Em abono desta posição, Rui Pinto, O Novo Regime Processual do Despejo, 2ª ed., Abril 2013 págs. 153/154.
 
De resto, a obrigar-se o inquilino a interpor uma outra acção para fazer valer eventual direito a indemnização pelo cumprimento defeituoso do contrato pelo senhorio, a pendência dessa acção poderia, desde logo, constituir causa prejudicial para efeitos de efectiva desocupação do locado[4], o que se traduziria num retardar do procedimento especial, resultando, desse modo, frustrada a agilidade que se visou Alguma dado PED resulte, a final, num provável abreviar de tramitações e protelação do despejo.
 
Disso se dá nota no acórdão do Tribunal da Relação de Lisboa de 29-09-2020, processo n.º 2723/19.1YLPRT.L1-7, na base de dados da dgsi, onde se concluiu pela admissibilidade da reconvenção aduzindo o seguinte:
 
Admitindo-se que tal direito apenas deveria ser exercido em ação autónoma que constituiria causa prejudicial relativamente ao PED, acabaríamos por contrariar, de igual modo, o caráter urgente deste mesmo procedimento (ver art. 272, nº 1, do C.P.C.).
 
Sempre a tramitação própria do PED não é necessariamente incompatível com a reconvenção.
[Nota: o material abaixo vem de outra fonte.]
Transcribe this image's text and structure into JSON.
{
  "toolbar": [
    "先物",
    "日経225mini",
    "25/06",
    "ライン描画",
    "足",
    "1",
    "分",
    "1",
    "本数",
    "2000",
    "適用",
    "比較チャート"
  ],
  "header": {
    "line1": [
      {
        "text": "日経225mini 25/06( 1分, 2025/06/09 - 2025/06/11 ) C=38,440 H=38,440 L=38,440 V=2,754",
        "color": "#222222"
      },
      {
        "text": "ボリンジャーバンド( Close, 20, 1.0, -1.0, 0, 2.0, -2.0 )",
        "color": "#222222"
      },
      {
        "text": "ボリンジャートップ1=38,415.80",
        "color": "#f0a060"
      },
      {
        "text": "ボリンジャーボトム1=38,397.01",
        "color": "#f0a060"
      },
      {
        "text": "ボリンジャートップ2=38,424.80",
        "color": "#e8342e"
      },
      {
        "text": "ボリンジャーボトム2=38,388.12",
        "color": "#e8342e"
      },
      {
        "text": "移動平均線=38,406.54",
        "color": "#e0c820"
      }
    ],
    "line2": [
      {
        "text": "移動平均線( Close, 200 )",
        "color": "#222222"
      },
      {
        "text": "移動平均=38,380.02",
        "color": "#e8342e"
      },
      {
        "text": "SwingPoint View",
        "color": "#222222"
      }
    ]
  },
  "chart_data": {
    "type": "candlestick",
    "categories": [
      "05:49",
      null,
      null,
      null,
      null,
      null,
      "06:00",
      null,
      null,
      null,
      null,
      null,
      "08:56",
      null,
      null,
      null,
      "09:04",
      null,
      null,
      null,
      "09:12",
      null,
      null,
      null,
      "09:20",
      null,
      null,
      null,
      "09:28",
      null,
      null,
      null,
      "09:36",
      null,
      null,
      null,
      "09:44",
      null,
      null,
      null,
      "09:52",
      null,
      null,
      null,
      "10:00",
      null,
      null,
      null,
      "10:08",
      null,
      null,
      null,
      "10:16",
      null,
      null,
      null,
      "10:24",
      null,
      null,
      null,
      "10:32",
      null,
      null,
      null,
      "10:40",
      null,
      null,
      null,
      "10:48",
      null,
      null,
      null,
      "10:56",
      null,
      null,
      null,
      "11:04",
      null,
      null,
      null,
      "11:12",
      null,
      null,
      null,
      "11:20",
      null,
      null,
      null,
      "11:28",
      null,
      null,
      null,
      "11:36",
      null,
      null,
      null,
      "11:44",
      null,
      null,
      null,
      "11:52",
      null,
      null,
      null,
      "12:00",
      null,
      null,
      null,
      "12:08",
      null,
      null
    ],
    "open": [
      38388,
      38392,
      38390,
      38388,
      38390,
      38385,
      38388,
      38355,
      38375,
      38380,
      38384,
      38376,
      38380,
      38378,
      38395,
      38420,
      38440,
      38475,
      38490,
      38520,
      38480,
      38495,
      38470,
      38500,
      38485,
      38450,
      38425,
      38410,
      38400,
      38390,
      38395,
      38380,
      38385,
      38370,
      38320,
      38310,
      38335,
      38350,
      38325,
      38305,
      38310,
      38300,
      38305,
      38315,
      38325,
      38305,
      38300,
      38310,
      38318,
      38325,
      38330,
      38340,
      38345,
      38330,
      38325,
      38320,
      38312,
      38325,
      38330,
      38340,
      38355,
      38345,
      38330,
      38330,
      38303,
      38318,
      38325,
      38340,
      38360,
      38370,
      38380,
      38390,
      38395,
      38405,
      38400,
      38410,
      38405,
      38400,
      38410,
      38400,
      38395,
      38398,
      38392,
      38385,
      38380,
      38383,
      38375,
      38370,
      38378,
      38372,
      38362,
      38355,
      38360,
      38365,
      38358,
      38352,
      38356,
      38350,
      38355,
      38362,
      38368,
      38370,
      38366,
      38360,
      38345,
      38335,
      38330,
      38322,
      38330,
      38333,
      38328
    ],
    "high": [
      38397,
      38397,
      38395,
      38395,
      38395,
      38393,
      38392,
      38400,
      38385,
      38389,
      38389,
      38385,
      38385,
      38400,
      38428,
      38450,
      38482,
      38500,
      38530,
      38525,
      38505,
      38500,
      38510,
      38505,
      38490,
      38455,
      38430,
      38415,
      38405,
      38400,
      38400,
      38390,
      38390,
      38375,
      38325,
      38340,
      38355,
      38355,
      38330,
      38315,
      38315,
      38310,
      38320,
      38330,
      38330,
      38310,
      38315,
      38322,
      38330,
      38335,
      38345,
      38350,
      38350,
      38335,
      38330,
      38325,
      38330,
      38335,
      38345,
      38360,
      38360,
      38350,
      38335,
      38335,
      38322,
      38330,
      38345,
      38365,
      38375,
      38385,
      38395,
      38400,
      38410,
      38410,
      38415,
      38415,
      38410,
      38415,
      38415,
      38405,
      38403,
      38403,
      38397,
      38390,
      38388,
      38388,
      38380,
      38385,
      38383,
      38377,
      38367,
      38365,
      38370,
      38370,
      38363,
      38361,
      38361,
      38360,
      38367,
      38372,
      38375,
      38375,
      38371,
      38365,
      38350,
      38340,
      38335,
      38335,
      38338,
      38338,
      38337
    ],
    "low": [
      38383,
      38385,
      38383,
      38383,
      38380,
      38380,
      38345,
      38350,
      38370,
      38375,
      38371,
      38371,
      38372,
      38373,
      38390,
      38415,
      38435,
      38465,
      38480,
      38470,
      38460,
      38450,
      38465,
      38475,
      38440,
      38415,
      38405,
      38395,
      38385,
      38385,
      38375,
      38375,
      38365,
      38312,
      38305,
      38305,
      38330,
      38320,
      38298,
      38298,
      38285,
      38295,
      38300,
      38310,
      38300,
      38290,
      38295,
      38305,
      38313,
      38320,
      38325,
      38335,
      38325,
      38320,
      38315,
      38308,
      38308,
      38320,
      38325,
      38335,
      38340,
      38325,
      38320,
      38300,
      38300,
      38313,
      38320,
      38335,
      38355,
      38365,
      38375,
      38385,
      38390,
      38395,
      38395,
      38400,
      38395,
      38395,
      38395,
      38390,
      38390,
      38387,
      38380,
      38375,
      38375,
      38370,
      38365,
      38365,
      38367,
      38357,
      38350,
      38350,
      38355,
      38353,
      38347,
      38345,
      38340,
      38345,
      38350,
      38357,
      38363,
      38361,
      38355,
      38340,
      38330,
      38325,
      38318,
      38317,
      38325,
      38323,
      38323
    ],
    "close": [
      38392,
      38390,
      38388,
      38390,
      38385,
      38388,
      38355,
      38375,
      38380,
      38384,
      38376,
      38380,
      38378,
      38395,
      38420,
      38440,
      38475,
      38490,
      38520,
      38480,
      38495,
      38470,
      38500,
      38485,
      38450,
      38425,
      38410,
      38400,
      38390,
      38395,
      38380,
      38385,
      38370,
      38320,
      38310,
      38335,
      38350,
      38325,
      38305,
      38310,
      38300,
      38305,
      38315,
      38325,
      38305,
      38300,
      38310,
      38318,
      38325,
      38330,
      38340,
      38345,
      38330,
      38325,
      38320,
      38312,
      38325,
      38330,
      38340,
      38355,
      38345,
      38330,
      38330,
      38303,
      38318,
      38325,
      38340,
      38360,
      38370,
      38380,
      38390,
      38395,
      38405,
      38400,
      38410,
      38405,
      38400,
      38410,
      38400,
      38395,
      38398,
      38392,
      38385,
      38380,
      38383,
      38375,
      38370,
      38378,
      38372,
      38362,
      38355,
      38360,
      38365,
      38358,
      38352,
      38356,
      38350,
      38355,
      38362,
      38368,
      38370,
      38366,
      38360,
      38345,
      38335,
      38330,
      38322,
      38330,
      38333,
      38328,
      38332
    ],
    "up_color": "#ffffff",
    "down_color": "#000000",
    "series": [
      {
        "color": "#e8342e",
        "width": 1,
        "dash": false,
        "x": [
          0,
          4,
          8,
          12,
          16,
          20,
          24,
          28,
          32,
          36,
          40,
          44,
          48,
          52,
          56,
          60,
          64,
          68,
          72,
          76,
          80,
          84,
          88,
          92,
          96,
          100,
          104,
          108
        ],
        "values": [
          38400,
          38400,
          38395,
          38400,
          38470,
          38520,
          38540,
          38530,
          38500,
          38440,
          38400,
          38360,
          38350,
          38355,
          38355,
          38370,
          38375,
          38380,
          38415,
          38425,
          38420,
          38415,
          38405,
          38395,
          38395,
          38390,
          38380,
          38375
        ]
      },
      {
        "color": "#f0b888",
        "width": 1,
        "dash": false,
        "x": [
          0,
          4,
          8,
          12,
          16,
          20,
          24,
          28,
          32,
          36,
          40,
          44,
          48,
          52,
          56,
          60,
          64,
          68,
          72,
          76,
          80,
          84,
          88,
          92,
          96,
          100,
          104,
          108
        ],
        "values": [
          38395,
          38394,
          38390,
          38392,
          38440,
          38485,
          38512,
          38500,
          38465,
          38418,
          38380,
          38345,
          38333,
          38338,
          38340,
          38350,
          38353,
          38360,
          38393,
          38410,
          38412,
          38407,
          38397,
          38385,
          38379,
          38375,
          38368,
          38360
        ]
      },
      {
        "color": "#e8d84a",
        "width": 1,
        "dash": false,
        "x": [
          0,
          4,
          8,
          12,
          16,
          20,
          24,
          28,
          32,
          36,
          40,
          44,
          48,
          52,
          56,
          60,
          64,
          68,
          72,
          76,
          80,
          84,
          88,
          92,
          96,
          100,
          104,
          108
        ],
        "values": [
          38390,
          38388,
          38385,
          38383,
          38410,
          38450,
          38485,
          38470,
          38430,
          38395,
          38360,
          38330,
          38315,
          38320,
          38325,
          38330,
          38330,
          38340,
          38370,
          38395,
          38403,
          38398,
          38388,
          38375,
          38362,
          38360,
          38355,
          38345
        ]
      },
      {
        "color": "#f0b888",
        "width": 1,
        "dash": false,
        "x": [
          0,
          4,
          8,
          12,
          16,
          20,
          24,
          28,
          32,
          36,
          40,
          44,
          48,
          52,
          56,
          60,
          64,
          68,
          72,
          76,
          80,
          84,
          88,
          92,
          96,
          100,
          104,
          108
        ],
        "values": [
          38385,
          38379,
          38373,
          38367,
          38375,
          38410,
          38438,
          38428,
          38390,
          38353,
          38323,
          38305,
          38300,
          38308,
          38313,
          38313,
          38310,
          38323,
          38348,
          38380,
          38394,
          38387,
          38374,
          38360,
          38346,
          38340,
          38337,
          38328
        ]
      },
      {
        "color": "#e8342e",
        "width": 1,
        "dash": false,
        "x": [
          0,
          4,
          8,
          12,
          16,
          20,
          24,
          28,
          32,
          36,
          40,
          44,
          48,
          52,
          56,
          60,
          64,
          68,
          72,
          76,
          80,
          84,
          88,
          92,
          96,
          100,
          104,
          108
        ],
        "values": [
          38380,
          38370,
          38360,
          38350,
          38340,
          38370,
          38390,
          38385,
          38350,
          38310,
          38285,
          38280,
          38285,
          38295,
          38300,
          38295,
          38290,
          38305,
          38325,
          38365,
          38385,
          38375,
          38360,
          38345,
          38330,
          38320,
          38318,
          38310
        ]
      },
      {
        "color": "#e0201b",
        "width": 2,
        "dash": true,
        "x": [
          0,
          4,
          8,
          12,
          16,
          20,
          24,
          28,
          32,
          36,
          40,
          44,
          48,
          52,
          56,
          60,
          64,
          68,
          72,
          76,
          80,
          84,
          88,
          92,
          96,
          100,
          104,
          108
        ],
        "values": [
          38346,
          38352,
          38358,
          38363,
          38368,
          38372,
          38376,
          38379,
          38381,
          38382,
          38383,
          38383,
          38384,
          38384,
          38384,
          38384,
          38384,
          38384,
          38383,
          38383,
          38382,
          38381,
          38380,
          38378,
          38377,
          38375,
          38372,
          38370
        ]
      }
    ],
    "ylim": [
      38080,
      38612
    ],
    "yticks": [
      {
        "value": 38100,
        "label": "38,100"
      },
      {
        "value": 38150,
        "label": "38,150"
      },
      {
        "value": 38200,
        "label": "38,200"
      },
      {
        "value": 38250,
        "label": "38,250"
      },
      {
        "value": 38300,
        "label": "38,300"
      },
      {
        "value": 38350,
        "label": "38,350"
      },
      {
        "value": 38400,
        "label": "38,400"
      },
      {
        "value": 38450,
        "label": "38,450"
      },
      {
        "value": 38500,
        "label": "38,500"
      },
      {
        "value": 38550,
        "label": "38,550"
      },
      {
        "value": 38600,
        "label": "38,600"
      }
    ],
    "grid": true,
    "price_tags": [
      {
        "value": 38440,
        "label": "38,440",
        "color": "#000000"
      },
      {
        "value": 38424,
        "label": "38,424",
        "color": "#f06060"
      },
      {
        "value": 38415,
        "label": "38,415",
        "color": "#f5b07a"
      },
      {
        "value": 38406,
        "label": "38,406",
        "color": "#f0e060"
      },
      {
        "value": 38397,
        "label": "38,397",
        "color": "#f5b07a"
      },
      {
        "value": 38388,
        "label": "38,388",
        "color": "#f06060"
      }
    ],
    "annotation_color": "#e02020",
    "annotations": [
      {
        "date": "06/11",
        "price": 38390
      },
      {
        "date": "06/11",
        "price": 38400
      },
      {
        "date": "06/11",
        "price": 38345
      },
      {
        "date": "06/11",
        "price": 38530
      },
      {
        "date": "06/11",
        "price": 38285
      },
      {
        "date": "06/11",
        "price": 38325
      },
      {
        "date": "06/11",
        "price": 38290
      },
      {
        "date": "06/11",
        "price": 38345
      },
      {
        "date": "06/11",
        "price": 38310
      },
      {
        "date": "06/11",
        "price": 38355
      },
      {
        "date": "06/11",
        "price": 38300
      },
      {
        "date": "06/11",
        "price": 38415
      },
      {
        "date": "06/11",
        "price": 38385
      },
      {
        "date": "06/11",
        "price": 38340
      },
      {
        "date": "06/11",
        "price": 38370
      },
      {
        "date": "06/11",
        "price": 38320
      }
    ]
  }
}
Embora corresponda a esta a forma de processo comum declarativo, sempre pode o juiz admiti-la, adaptando o processado (art. 266, nº 3, e 37, nºs 2 e 3, do C.P.C.).
 
Outrossim constituindo o PED um processo declarativo especial, naquilo que não esteja especialmente regulado valem as regras gerais e comuns do Código de Processo Civil e em tudo o que não estiver prevenido numas e noutras, vale o que se acha estabelecido para o processo comum (art. 549 do C.P.C.) (ver ainda Rui Pinto, ob. cit., pág. 160).
 
Finalmente, a possibilidade da existência de um novo articulado sempre que seja necessário garantir o contraditório (nº 2 do art. 15-H) tanto poderá servir para responder à matéria de exceção como para responder à matéria da reconvenção deduzida ao abrigo do art. 266 do C.P.C..”
 
Ponderando, a proteção do direito do arrendatário, os princípios da economia processual e da utilidade dos atos processuais e não deixando o procedimento especial de prevenir expressamente a possibilidade de um novo articulado, para além do requerimento de despejo e da oposição, precisamente para garantir o contraditório (cf. art.º 15º-H, n.º 2 do NRAU), que tanto poderá servir para responder à matéria da excepção como para responder à matéria da reconvenção, propende-se para a admissão da reconvenção, não se acompanhando, assim, o despacho que a julgou processualmente inadmissível.
 
No sentido da admissibilidade da reconvenção no procedimento especial de despejo vejam-se, entre outros, o Ac. da RL de 5.4.2022, Proc. 937/21.3YLPRT.L1-7, o Ac. da RL de 27.4.2017, Proc. 3222/16.9YLPRT-2, e o Ac. da RL de 6.3.2014, Proc. 2389/13.2YLPRT.L1-2, todos em www.dgsi.pt, e ainda, nomeadamente, Rui Pinto, loc. cit., p161. Ver, ainda, José Lebre de Freitas e Isabel Alexandre, Código de Processo Civil Anotado, Vol. 1º, 4ª ed., 2018, pág. 536.
 
Pelas razões supra expendidas, apenas a admissão da reconvenção assegurará uma discussão ampla do direito que a demandante pretende fazer valer, no confronto com a invocação da compensação e direito a indemnização por cumprimento defeituoso do contrato."
 
*3. [Comentário] A solução deve orientar-se, neste caso e em qualquer outro, pelo princípio in dubio pro actione, como, aliás, decorre da garantia do acesso aos tribunais constante do art. 20.º, n.º 1, CRP. É, aliás, por isso que se tem insistido neste Blog na admissibilidade da reconvenção nas AECOPs.